Calima in the Canary Islands: Definition, Causes and Consequences

Calima is an atmospheric phenomenon that occurs on several occasions each year. But what even is Calima? Why does it occur? What are its effects? How long does it last? Where does it come from? Which Canary Islands does it affect most? What should we do? Let's answer these questions!

What is calima?

According to Weather online, the definition of the term calima is as follows:


The Calima is a hot, oppressing dust and sand-laden, southerly to southeasterly, sometimes easterly wind in the Canary Islands region. It is particulary prevalent in winter.


As a general rule, this “haze” isn’t dangerous, but it can sometimes carry harmful particles originating from factories, nuclear power stations or refineries, among others.

Why does calima occur in the Canary Islands?

The origin of calima isn’t the archipelago itself. It comes from nearby deserts when the following climatological aspects are present:


  • Sandstorms in the desert that cause the suspension of particles in enormous quantities.
  • Winds from the south, east or southeast that carry the dust to the islands. Depending on the direction, however, calima can reach the mainland, the Balearic Islands and even other European countries.


Although it comes and goes quite unexpected, it’s more likely in winter.

Origin of the calima that arrives in the Canary Islands

In the case of the Canary Islands, calima comes from the neighbouring African continent. Specifically, its origin is fundamentally the largest hot desert on the planet: the Sahara.

Which islands are affected by calima

By proximity, the calima has more impact and presence in the easternmost islands such as Lanzarote, La Graciosa, Fuerteventura and Gran Canaria.


However, the episodes commonly extend to the whole archipelago due to the trade winds, so Tenerife, La Palma, La Gomera and El Hierro aren’t safe either.

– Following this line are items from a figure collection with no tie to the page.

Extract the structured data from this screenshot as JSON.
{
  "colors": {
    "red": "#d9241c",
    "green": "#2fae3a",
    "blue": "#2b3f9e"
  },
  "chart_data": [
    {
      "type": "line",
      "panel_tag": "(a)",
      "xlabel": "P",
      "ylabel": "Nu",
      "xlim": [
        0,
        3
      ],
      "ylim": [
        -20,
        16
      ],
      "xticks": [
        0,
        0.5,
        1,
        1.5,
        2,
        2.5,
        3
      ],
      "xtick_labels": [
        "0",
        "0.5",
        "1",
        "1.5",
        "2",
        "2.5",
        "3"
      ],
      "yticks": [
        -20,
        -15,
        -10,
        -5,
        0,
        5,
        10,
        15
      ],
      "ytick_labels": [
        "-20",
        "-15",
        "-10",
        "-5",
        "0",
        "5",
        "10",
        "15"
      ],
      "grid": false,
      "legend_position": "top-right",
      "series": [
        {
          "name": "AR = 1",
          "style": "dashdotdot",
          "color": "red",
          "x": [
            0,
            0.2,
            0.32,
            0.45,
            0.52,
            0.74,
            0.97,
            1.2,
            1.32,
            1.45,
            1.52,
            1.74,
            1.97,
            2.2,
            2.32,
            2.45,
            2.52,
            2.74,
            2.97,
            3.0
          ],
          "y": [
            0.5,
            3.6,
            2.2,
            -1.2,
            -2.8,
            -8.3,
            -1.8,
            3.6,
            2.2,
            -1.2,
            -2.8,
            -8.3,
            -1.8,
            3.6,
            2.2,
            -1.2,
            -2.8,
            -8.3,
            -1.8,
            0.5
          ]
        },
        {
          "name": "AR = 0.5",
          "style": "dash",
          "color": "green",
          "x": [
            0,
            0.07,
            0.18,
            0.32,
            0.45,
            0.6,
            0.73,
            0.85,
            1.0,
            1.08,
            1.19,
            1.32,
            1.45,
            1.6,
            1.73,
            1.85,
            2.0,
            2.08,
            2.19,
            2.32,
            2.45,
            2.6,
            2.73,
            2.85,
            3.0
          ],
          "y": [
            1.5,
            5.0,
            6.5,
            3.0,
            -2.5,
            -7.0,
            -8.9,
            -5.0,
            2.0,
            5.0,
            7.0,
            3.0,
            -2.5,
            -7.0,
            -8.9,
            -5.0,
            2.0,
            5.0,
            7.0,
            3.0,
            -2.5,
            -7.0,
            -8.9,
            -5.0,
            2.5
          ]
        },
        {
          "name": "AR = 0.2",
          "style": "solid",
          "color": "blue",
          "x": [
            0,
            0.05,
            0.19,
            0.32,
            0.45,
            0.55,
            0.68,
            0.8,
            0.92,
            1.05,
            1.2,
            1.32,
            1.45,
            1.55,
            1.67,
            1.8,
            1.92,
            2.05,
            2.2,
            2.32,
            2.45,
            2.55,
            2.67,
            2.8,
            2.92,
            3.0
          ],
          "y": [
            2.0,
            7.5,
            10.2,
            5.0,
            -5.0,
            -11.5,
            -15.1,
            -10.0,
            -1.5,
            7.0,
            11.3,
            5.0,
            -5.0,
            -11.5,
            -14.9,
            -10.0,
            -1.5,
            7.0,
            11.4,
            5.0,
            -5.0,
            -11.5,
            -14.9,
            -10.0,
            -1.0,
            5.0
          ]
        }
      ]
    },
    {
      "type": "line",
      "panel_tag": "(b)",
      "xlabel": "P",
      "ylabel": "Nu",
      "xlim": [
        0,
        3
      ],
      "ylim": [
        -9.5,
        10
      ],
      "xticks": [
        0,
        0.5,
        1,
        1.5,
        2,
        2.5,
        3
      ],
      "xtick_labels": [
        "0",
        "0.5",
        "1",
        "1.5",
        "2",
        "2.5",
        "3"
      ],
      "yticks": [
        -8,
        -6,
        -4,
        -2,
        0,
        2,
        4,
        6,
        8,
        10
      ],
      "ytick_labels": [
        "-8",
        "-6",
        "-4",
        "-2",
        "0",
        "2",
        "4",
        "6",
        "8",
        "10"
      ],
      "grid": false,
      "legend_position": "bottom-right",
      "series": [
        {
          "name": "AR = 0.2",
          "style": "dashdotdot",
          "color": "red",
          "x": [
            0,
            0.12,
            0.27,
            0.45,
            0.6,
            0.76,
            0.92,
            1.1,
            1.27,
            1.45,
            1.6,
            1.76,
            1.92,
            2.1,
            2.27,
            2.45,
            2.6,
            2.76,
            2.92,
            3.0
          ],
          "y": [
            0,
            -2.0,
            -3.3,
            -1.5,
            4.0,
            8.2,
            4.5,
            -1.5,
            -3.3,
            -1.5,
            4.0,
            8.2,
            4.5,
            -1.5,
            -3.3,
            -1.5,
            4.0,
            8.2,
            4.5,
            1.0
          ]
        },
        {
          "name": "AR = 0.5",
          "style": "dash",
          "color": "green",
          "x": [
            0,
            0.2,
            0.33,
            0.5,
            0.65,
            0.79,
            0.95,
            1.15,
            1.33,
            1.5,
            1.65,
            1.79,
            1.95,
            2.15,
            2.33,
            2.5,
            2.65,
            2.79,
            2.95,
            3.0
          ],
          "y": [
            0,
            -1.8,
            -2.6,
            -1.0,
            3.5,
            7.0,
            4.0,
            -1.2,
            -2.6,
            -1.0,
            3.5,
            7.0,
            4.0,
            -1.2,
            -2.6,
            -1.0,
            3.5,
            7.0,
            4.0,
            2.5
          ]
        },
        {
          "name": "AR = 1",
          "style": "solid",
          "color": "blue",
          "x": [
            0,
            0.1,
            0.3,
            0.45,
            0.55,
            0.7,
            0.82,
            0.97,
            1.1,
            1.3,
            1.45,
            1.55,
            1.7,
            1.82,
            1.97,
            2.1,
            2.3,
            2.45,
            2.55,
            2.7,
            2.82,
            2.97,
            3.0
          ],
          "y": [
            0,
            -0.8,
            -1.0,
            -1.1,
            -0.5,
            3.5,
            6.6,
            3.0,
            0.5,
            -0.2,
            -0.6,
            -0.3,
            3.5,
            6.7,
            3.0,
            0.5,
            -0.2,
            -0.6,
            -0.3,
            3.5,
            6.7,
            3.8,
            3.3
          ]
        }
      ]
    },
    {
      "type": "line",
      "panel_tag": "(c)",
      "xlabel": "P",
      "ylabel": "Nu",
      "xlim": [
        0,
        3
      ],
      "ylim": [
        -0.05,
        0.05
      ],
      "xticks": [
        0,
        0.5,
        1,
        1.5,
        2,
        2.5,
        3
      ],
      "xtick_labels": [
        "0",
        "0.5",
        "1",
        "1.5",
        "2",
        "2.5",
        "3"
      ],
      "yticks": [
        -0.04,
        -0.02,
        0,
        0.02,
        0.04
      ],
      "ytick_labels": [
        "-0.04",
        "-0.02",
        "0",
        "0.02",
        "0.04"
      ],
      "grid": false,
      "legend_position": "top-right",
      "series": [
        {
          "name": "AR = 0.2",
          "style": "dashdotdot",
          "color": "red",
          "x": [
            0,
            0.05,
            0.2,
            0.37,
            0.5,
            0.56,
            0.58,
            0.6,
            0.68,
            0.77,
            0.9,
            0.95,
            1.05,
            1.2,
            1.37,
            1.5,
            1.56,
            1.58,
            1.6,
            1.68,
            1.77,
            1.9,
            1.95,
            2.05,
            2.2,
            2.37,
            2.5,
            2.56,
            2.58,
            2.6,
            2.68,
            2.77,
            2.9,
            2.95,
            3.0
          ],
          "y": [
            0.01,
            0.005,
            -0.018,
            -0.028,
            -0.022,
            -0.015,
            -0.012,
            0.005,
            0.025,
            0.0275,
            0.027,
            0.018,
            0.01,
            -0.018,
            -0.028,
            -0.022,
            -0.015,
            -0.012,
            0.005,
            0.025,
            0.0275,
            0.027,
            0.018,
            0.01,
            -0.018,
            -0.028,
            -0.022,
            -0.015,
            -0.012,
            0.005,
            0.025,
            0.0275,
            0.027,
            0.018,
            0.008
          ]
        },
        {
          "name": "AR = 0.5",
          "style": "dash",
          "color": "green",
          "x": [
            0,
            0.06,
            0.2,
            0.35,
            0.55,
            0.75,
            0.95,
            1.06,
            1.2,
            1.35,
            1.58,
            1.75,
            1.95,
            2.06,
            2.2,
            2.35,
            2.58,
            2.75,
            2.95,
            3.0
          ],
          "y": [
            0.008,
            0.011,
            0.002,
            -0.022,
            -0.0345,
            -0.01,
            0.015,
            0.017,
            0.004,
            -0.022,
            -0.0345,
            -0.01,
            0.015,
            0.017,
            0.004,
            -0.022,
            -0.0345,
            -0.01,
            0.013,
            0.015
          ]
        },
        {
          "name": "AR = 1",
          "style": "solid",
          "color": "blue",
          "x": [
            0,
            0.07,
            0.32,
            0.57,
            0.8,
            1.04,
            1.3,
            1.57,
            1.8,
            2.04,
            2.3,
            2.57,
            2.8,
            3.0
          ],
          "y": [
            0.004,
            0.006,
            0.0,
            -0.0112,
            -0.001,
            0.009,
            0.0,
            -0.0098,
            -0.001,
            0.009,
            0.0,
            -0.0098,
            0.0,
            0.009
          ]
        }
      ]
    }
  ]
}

How long lasts an episode of calima?

Generally, calima in the Canary Islands lasts between 3 and 5 days. The intensity is greater in the first few days, until the atmosphere slowly clears and its effects subside.

Consequences of calima

The main effect of calima is the worsening of air quality, which causes a kind of dusty fog that makes it difficult to see at long distances. Depending on its intensity, there can be more or less blurriness. Furthermore, calima leaves streets, cars and houses full of dirt and sand.

It can also affect people's health, causing symptoms such as coughing, respiratory problems, nasal congestion, eye irritation, etc. The best way to bear it is, as recommended by the health authorities, as follows:


  • Close doors and windows.
  • Leave the house for as little time as possible (it’s advisable to wear a mask).
  • Don’t exercise outdoors.
  • Drink water constantly.
  • Clean surfaces with a damp cloth.

However, not everything is bad in the Canary Islands. Something positive about calima are the majestic sunsets with the sky drowned of reddish and orange colours.